Emosi Rakyat dan Kembalinya Demokrasi*

Demokrasi sering disebut sebagai sistem politik terbaik yang pernah ditemukan manusia, meski tentu tidak sempurna. Di Indonesia, demokrasi sudah melalui pasang surut: dari demokrasi parlementer, demokrasi terpimpin, demokrasi Pancasila, hingga reformasi yang menegakkan demokrasi konstitusional. Namun belakangan, banyak suara yang mengeluhkan kualitas demokrasi kita yang dianggap menurun. Rakyat mulai resah: suara mereka kerap diabaikan, aspirasi ditutup-tutupi, dan kebijakan negara lebih condong pada kepentingan elite. Dalam kondisi seperti itu, muncul pertanyaan: apakah rakyat masih punya daya untuk mengembalikan demokrasi pada jalurnya? Menurut saya, jawabannya ada pada emosi rakyat. Justru ketika rakyat marah, ketika rakyat bosan, ketika rakyat tidak mau lagi ditipu, saat itulah demokrasi menemukan jalannya kembali.

Tidak bisa dimungkiri, demokrasi di Indonesia sering kali berjalan timpang. Pemilihan Umum (Pemilu) memang rutin digelar, tetapi praktiknya sarat dengan politik uang, manipulasi opini publik, bahkan penyalahgunaan aparat negara. Partai politik yang seharusnya menjadi jembatan antara rakyat dan kekuasaan, justru lebih sering berperan sebagai alat segelintir elite untuk melanggengkan dominasi. Lembaga demokrasi, seperti parlemen dan pers, kadang kehilangan daya kritis karena kooptasi (keserakahan) kekuasaan. Akibatnya, demokrasi kita kerap terasa “kosmetik”: secara formal berjalan, tetapi substansinya melemah. Rakyat dipanggil untuk memilih setiap lima tahun, tetapi setelah itu suara mereka tenggelam dalam hiruk-pikuk kepentingan elite politik.

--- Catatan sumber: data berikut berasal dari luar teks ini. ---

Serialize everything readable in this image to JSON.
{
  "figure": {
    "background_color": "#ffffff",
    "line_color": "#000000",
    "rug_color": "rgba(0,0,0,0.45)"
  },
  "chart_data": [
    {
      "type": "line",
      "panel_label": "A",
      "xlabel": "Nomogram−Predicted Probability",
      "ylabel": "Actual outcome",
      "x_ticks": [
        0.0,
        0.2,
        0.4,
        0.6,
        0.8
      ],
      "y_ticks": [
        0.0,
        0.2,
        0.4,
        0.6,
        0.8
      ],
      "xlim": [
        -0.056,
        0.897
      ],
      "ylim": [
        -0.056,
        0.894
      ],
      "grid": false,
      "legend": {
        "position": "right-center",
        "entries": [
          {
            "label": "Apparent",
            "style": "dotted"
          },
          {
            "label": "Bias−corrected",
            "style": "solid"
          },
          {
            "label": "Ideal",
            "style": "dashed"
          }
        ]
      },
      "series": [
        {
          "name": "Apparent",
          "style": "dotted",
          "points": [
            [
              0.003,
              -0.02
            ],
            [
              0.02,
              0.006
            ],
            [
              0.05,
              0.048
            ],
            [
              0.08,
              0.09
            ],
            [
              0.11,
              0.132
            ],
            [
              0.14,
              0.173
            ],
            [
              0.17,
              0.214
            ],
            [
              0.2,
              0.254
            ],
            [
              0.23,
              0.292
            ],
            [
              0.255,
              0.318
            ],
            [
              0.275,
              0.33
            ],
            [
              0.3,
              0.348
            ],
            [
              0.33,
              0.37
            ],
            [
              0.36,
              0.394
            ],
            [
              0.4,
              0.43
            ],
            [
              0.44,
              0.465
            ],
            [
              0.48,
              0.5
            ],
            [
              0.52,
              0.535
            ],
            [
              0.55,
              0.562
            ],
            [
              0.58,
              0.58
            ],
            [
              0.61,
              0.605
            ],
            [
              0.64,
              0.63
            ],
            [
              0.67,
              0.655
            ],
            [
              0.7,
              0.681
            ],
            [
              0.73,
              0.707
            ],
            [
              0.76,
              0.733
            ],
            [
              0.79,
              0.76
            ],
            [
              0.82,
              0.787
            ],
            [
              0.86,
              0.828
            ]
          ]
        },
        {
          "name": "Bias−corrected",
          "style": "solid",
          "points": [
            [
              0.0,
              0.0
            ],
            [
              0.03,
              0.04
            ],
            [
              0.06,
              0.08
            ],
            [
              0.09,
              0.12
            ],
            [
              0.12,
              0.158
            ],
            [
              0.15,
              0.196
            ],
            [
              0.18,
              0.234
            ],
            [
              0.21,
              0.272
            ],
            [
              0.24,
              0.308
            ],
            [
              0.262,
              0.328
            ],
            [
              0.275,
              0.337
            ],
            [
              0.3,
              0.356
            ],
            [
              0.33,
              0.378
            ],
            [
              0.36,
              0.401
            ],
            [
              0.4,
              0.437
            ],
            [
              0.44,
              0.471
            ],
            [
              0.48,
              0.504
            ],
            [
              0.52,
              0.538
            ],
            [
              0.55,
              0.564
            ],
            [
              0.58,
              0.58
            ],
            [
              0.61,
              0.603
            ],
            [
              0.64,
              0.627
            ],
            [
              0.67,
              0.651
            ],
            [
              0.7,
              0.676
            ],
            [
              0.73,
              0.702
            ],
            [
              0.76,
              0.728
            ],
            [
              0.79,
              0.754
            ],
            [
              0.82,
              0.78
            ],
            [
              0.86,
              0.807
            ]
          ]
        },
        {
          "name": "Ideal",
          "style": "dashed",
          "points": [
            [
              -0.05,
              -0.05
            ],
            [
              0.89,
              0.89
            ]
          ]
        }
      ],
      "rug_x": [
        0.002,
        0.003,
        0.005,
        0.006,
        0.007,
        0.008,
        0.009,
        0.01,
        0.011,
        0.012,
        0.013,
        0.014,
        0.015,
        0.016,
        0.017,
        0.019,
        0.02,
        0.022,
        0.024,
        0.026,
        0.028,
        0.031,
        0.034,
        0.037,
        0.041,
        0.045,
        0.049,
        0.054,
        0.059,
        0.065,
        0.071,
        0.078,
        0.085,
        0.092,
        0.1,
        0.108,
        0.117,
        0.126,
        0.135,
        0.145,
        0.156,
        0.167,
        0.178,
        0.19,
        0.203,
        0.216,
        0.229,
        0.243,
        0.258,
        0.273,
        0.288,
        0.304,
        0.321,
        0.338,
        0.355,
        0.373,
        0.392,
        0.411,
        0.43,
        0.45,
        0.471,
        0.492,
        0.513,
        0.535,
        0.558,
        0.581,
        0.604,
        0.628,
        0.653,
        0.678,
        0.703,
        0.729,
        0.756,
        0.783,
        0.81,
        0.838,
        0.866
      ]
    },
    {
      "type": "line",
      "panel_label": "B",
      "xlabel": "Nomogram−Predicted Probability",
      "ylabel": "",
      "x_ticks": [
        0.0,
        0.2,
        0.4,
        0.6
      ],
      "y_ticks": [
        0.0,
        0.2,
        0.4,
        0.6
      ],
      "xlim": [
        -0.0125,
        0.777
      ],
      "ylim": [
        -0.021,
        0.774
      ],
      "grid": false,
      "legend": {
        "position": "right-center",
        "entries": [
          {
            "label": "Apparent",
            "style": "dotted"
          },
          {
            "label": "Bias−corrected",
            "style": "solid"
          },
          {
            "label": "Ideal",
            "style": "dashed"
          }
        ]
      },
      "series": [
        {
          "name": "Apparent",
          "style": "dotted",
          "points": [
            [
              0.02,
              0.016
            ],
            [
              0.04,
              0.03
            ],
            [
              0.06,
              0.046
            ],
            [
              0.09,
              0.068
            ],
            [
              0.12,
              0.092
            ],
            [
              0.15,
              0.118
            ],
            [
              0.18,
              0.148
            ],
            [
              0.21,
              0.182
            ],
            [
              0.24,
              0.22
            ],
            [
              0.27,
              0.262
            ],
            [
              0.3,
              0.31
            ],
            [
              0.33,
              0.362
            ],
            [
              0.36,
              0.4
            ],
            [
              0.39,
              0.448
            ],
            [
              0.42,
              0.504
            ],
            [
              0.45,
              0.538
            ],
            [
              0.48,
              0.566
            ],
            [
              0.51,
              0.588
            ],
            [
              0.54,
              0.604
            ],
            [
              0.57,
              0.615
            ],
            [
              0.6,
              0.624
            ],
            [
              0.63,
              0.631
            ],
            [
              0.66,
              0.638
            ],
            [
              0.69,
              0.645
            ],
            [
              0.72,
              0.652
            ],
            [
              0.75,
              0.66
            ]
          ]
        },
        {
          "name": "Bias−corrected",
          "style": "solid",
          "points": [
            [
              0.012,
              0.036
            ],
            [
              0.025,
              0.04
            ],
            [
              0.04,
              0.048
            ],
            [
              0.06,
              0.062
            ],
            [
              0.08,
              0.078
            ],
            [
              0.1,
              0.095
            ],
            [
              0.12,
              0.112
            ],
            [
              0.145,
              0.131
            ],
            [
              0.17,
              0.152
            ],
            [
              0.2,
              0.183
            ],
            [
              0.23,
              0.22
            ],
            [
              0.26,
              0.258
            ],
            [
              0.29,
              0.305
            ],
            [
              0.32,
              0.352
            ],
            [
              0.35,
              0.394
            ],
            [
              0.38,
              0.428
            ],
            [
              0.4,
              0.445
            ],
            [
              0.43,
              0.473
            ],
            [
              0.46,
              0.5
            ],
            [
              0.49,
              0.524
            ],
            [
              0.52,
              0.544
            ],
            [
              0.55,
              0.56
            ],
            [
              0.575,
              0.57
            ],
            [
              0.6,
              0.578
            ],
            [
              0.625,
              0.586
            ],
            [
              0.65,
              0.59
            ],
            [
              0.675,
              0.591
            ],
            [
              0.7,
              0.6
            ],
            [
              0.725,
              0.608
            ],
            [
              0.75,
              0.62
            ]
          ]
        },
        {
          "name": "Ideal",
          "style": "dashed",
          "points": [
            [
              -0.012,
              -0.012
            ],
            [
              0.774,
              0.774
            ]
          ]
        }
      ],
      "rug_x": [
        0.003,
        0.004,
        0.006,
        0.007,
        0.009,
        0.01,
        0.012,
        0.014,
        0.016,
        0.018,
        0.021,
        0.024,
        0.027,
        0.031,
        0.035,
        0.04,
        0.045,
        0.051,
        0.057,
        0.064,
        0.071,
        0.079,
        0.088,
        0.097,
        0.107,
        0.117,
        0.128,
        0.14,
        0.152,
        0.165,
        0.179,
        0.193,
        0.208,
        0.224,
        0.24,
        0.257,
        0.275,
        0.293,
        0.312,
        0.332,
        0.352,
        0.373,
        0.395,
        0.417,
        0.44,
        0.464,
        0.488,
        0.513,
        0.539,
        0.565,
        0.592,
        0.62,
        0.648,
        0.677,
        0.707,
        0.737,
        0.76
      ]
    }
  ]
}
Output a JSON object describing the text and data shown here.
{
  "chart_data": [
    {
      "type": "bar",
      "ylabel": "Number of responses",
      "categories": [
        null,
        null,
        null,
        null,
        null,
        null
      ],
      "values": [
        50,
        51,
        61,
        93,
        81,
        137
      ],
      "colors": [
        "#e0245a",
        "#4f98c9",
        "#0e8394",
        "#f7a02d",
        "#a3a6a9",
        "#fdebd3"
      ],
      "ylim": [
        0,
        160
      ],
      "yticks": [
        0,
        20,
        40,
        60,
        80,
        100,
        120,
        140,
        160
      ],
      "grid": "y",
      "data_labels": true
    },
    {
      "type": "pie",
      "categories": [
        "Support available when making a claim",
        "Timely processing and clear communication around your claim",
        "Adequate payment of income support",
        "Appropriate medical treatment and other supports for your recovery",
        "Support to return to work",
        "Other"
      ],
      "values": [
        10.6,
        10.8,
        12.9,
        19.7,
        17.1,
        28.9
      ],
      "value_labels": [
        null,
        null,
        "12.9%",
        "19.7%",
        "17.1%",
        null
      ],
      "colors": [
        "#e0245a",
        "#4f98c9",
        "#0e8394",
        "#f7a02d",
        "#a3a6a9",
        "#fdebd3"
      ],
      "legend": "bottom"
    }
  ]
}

https://www.instagram.com/jejaringduniasantri/

Di titik inilah emosi rakyat memainkan peran penting. Emosi politik tidak selalu buruk; ia bisa menjadi energi sosial yang menggerakkan perubahan. Lihat saja sejarah reformasi 1998. Kemarahan rakyat terhadap krisis ekonomi, korupsi, dan otoritarianisme melahirkan gelombang protes yang akhirnya meruntuhkan rezim Orde Baru.

Ketika rakyat jengkel melihat korupsi yang merajalela, ketika rakyat muak melihat kebijakan tidak berpihak pada mereka, dan ketika rakyat merasa dikhianati oleh elite politik, emosi kolektif itu bisa berubah menjadi kekuatan perlawanan. Emosi yang terkonsolidasi dalam kesadaran bersama mampu menyalakan kembali mesin demokrasi. Namun, emosi rakyat tidak boleh berhenti pada kemarahan semata. Demokrasi tidak akan kembali hanya dengan teriakan di jalan atau luapan rasa frustrasi. Emosi harus ditransformasikan menjadi tindakan politik yang sadar, misalnya melalui organisasi masyarakat sipil, gerakan mahasiswa, partisipasi dalam pemilu, hingga advokasi kebijakan publik.